Großartig, viel Erfolg beim Weiterschreiben 🙂 beste Grüße Nobse
Super geschrieben, ich bin gespannt wie es weiter geht. Gruß Timo
Toll geschrieben.
Das macht neugierig auf mehr … 🙂
Lieber Stephan,
ich freue mich auf deinen Blog und deine Erlebnisse. Schon der erste Teil ist lebendig und gut geschrieben. Weiter so!!!
Viele liebe Grüße
Ulli R.
Ich freue mich alles nochmal und mehr lesen zu können..
Liebe Grüße Tine
Vielen Dank euch allen für eurer Feedback!
Hallo Stephan,
freue mich schon auf die Fortsetzung. Sehr gut geschrieben.
Großartig!
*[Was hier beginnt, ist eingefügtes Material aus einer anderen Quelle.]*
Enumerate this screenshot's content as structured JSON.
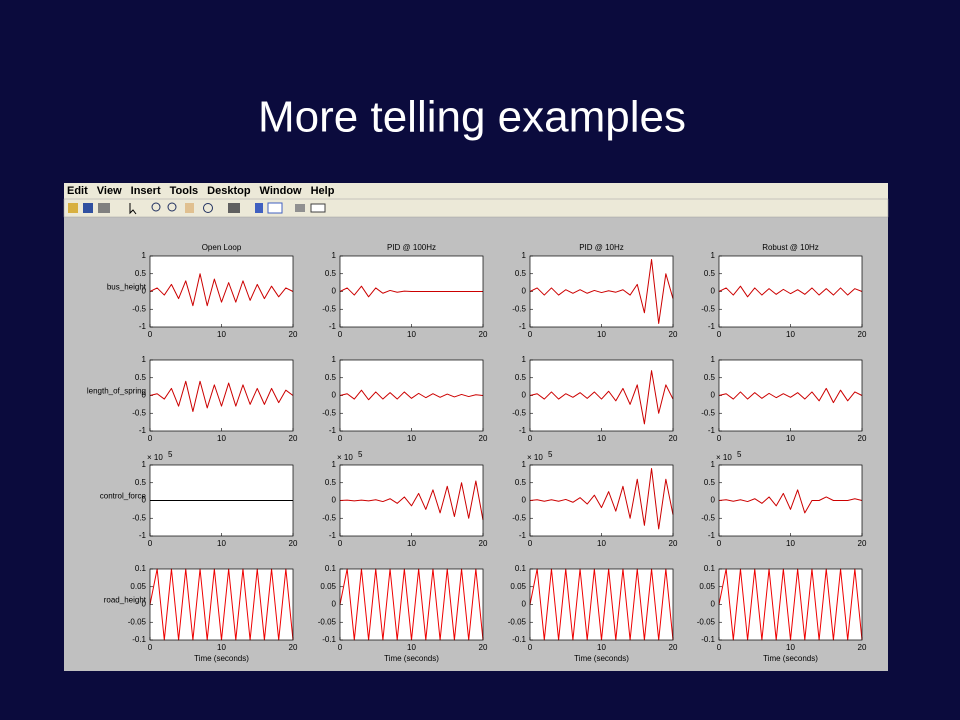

Bin begeistert und freu mich auf die weiteren Zeilen von Dir! Aufregend ….
Supercool, dass Du das in Angriff genommen hast. 😊 Ich freue mich auf die weiteren Folgen. Kann man das irgendwie abonnieren?
Glückwunsch zum Projekt, schöner Schreibstil! Gefällt mir und bin gespannt wie es weiter geht.